1. Create a time and space where you can become quiet. Listen to your breath, the quiet activity around you—birds that sing, the electricity that hums, even the rats in your attic (maybe) that run around—just listen and breathe. Quiet your busy mind. Be calm and still. There is always plenty of time later to act. Condition yourself to take time to be quiet for just a few minutes to begin your day. Slowing down, and becoming quiet is an essential part of the foundation for your safe place. When you execute this ritual every day, you create the calm necessary to sort through the broken pieces of life. In quietness, you awaken your creative imagination so necessary in navigating your broken world. Remember, practice makes permanent. Whatever the situation, practicing this foundational experience each day within your heart will cultivate the poise you need to do the next right thing. 

2. Penetrate painful thoughts and experiences with presence. By presence, it is meant to utilize the embrace of feelings of discomfort. Overcoming the urge to escape with distractions, ruminations and worried thought requires the embrace of present reality. It means to lean into anxiety, fears, resentment and hatred. This room in your safe house will not likely be your favorite place. It is like choosing to sit in the room of your house that has been charred in ruins ravaged by fire. The burned remains smudge with blackness and dismay. Why would you choose to sit in this room to find safety? Yet, without recognizing the reality of this room, the rest of your “safe” house will be unreal. It will be overcome by the fret and anxiety of worried thought about what to do or how to ignore the fire damage. It will dominate and destroy your sense of a safe place. Paradoxically, only by sitting with what seems unsettling do we learn to create safety. Knowing that you can sit with the unknown of discomfort and go to the depths of uncertainty, will create safety in learning that you can compose unconditional confidence, not from guaranteed results, but in the knowledge that whatever intense feeling you experience you will be able to face it. It is this experience that creates inner safety, poise, and purpose to persevere. This unlikely room becomes the safe place to create meaningfulness from every painful moment. Finding meaningfulness is enough to cultivate the unconditional confidence to continue. 

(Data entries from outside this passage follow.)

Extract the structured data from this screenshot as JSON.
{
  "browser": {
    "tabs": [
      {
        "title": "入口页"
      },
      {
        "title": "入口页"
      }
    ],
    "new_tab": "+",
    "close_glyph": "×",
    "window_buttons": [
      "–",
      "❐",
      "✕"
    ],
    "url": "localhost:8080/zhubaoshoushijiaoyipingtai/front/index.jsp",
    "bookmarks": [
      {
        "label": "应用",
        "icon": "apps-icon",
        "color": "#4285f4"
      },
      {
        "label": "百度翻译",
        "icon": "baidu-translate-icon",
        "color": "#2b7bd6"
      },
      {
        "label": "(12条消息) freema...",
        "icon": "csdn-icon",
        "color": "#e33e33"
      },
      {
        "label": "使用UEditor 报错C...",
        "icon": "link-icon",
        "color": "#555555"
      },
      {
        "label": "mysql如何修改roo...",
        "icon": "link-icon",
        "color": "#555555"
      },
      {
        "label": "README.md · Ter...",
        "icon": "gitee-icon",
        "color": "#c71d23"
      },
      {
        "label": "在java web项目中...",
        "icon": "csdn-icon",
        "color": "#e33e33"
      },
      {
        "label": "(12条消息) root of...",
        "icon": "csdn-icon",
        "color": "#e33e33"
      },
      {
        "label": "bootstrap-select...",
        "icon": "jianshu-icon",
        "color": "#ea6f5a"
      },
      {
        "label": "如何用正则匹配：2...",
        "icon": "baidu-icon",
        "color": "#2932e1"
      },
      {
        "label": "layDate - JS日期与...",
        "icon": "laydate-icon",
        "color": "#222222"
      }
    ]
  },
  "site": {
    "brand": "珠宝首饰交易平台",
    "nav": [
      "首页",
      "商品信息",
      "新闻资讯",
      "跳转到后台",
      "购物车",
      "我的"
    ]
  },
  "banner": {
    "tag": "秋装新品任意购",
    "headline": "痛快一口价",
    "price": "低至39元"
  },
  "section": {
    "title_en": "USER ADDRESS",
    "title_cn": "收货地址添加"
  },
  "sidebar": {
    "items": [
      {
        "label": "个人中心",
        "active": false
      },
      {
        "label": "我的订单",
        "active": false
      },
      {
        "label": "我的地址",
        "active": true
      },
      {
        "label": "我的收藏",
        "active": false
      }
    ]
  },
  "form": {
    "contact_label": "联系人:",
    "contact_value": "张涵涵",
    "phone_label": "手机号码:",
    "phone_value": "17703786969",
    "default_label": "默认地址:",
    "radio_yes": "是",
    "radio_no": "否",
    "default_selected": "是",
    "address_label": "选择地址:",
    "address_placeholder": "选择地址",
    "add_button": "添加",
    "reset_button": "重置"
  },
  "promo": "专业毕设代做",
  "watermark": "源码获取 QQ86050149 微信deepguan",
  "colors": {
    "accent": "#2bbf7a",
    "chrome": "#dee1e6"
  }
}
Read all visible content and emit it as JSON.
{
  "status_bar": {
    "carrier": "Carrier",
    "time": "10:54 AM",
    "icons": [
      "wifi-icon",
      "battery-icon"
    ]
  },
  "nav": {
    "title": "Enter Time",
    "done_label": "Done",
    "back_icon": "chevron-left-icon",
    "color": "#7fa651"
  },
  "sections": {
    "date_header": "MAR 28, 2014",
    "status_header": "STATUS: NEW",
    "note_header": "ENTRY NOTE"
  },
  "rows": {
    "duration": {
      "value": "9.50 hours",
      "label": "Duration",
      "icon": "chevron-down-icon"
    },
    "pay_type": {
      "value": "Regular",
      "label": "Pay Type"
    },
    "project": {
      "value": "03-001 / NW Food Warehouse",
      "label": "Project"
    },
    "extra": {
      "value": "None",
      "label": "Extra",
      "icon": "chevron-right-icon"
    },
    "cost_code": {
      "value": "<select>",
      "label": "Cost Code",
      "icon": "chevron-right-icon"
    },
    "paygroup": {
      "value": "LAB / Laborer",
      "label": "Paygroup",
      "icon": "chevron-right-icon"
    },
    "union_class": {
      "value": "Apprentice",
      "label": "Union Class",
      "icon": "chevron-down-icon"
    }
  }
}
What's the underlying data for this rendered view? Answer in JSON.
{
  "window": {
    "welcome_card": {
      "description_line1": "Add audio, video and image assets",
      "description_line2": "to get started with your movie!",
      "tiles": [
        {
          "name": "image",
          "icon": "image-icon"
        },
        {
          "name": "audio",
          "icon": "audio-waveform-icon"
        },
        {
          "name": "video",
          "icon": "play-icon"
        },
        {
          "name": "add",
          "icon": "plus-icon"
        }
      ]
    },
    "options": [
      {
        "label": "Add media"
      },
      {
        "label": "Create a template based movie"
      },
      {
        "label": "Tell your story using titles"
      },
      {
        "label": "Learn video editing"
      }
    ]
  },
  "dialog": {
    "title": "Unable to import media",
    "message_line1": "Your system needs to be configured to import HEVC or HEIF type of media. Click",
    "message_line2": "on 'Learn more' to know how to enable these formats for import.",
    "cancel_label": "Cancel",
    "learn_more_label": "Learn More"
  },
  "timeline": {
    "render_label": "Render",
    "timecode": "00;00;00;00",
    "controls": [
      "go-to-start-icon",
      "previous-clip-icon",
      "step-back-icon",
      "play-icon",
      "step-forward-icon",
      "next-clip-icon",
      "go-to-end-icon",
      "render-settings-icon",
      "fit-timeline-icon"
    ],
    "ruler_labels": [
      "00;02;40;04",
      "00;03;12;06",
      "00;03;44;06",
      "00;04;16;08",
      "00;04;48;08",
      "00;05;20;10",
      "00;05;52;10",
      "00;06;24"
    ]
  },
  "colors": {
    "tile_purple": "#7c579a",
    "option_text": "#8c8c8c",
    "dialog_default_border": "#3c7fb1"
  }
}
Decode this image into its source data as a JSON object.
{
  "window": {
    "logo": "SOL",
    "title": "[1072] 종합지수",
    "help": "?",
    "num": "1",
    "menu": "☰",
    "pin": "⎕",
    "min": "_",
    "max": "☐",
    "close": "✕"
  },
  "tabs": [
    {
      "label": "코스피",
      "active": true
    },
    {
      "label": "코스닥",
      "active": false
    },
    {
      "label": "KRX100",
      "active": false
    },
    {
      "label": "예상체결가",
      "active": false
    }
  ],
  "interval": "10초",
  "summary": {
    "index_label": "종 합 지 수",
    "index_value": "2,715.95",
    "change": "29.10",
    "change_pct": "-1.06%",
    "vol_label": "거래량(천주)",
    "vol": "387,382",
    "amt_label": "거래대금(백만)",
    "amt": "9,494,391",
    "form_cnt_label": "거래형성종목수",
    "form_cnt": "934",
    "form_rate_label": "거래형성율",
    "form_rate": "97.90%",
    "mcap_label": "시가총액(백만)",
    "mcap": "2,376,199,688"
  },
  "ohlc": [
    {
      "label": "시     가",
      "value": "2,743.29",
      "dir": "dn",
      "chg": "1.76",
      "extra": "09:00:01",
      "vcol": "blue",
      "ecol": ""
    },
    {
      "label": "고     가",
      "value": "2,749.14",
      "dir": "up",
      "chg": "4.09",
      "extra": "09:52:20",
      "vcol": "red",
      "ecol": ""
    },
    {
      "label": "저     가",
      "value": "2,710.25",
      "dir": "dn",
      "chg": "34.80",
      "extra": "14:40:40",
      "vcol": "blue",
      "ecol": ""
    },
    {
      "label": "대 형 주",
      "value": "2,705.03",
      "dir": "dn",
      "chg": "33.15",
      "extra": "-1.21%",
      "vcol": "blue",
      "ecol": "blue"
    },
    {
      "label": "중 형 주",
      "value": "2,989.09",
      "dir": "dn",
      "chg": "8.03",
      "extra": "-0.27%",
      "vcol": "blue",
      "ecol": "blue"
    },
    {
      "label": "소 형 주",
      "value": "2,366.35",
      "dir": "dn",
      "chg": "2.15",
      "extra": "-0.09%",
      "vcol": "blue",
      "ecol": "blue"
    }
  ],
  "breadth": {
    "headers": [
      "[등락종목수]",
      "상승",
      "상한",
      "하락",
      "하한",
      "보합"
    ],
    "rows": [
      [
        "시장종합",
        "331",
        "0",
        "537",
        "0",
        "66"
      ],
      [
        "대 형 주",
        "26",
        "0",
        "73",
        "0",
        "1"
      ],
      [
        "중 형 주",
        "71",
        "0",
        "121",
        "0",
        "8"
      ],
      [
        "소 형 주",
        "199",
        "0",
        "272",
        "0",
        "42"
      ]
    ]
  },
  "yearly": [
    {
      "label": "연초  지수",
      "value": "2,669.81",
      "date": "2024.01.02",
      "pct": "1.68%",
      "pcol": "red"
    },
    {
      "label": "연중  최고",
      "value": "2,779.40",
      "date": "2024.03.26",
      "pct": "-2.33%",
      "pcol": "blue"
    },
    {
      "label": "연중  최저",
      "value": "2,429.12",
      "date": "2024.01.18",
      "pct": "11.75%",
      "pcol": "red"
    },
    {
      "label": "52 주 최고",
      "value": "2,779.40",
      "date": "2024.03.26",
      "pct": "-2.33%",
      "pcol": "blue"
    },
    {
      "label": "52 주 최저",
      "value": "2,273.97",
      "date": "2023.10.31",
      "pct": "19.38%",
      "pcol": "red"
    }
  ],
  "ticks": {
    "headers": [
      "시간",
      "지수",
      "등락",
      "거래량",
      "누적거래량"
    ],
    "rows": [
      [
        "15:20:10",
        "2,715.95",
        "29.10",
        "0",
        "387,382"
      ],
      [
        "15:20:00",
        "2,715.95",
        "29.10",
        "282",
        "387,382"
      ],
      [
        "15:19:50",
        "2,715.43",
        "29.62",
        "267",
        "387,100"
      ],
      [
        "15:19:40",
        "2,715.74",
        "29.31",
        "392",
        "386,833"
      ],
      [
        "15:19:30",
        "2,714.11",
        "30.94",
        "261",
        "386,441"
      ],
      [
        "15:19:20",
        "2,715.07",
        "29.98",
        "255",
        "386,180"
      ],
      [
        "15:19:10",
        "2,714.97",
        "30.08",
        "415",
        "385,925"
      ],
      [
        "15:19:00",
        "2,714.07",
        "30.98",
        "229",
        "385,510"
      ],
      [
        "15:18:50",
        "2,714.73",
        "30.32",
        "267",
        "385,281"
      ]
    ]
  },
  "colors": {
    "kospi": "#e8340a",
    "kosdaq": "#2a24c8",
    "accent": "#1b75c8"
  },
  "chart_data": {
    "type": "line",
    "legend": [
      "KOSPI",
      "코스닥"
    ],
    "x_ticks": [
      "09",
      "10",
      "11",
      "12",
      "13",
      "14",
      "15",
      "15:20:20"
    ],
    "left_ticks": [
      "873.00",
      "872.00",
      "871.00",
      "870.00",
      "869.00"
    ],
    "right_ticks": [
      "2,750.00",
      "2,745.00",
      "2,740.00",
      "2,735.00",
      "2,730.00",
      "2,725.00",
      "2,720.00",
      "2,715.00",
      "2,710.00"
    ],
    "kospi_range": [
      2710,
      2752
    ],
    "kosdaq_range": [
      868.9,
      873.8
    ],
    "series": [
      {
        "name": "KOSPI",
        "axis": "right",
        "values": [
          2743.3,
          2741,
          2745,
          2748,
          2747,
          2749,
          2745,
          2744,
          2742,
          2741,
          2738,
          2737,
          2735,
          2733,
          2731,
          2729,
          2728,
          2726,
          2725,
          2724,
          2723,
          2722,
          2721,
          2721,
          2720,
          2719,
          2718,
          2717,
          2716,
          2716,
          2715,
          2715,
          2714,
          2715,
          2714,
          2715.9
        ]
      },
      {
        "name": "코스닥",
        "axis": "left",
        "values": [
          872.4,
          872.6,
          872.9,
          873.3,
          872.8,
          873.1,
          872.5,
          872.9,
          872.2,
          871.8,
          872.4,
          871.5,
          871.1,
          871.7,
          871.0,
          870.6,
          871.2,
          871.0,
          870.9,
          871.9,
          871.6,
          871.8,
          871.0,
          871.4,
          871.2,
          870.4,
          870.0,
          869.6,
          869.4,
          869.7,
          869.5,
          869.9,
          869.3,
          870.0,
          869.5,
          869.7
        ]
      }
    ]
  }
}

3. Detach from what you cannot control and reimagine a new reality within. A safe place creates an opportunity to heal within by letting go of what you cannot control. Sort of like global warming. These days most folks agree that global warming is in progress. Folk argue about how much human causation is a factor. Yet, when we detach from what we cannot control, past actions, and blame assignment, we become open to reimagining a new world of possibility in a future world. Without detaching from past actions, we remain stuck in an old house that was once safe but no longer is. Creating a new safe place within will allow you to reimagine a new reality without the domination of hurtful addictive behaviors in order to reimagine a world without the obstruction of hurtful destructive behaviors. Safe place is designed to reimagine a new reality within in the presence of external chaos and crisis.

Helen Keller once said  that “the most pathetic person in the world is someone who has sight, but has no vision.”  An addict without a safe place is prone to become one who has the sight of what needs to be done, yet, without a vision to get there. A safe place provides a space for addicts to reimagine a new world without the domination of destructive behavior.